Dark Angel later reappeared as one of British intelligence agency MI:13's reserve agents, battling against an army of vampires on the Moon. The caption accompanying her reintroduction stated that she was "back from space".

Years later, she fought the Battle of London Bridge against Mys-Tech: the board was trying to get out of their deal with Mephisto by sending all of Britain to Hell. She was forced to have her allies Killpower and Kether Troop trapped in Hell to stop the demons from coming to Earth.
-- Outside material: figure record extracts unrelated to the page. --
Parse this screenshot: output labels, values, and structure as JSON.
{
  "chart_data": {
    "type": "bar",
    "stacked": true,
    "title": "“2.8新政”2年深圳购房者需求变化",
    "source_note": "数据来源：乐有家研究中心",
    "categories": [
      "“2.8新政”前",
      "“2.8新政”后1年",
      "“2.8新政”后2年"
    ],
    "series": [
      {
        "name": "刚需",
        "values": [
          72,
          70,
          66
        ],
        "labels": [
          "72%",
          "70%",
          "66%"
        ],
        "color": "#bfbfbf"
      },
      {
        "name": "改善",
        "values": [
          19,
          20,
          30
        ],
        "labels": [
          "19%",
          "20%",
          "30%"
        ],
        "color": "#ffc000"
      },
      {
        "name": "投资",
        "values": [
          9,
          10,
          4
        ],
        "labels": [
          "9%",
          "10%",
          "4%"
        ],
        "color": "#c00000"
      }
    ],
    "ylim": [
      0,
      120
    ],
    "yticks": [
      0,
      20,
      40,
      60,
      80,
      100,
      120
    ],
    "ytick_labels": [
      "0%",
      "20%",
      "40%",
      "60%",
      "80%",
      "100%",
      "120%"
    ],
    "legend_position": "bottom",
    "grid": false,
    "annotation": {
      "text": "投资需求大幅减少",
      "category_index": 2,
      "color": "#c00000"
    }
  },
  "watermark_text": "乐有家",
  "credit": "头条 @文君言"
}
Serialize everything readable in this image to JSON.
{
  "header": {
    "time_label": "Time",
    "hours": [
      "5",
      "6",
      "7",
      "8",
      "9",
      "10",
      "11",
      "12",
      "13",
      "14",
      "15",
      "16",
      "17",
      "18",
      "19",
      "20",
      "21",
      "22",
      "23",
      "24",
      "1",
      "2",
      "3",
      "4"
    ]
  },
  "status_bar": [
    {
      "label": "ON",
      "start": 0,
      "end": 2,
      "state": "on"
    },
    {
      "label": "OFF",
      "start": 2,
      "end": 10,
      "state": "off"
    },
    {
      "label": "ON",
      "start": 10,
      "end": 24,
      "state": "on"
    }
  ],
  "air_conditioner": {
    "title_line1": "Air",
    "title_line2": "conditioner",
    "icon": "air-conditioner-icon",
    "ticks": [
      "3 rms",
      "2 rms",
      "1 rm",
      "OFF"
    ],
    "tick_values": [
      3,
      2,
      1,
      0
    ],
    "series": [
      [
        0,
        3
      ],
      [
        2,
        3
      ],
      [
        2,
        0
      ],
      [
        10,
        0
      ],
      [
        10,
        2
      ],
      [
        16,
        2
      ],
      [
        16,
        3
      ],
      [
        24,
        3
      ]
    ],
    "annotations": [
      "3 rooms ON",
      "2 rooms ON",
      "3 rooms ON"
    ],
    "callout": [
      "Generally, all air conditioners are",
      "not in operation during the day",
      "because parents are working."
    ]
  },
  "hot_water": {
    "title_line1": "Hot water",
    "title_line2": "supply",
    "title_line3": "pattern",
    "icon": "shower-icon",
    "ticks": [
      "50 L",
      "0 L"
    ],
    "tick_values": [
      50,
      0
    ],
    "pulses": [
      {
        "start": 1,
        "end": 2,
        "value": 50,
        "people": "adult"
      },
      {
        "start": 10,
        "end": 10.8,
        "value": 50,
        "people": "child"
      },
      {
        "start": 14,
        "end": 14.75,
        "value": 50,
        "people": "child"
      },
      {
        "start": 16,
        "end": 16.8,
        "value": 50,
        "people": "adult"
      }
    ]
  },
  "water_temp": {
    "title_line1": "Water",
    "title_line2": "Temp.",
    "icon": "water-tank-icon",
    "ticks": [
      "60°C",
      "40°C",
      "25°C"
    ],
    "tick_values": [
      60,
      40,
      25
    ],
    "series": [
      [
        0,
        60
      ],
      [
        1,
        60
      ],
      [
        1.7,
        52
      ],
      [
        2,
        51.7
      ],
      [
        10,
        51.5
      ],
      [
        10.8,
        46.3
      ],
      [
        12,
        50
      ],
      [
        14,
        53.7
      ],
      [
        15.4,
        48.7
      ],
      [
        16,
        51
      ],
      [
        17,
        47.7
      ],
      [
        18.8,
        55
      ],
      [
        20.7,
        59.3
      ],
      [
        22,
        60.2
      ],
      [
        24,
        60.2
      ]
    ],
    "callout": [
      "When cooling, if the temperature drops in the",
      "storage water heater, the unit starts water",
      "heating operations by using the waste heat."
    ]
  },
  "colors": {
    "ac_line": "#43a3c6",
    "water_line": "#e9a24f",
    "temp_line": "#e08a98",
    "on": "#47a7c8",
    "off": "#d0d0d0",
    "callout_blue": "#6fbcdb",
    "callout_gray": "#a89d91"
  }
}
Shevaun found herself stuck with her father's 'karmic debts', as it turned out he'd signed her "in perpetuity" into his deal for power with Mephisto in order to get extra power and wealth; she was forced to work for Mephisto by putting down demonic rebellions which left her with exhausted powers and unable to do much superhero work. Instead, she was left slumped in front of DVD boxsets. Mephisto and the Psycho-Wraith Prime manipulated her into despair and tried to sign a deal of her own, giving up the Dark Angel powers. This saw her tricked and captured, itself a trick so Mephisto could return her full power in the enemy's base and stop a Hell invasion that he had helped set up: it got all his energies tied up in Mys-Tech contracts returned to himself, his debts nullified, and Shevaun left as a near-powerless "Miss Tech Hacker" who would have to deal with the inevitable problems for him.

==Reception==
=== Accolades ===
- In 2017, CBR.com chose the Hell's Angel version of the character as one of their "15 Superheroes Marvel Wants You To Forget" list.
- In 2020, Scary Mommy included Dark Angel in their "Looking For A Role Model? These 195+ Marvel Female Characters Are Truly Heroic" list.
- In 2022, CBR.com ranked Dark Angel 9th in their "Top 15 British Superheroes in the Marvel Universe" list.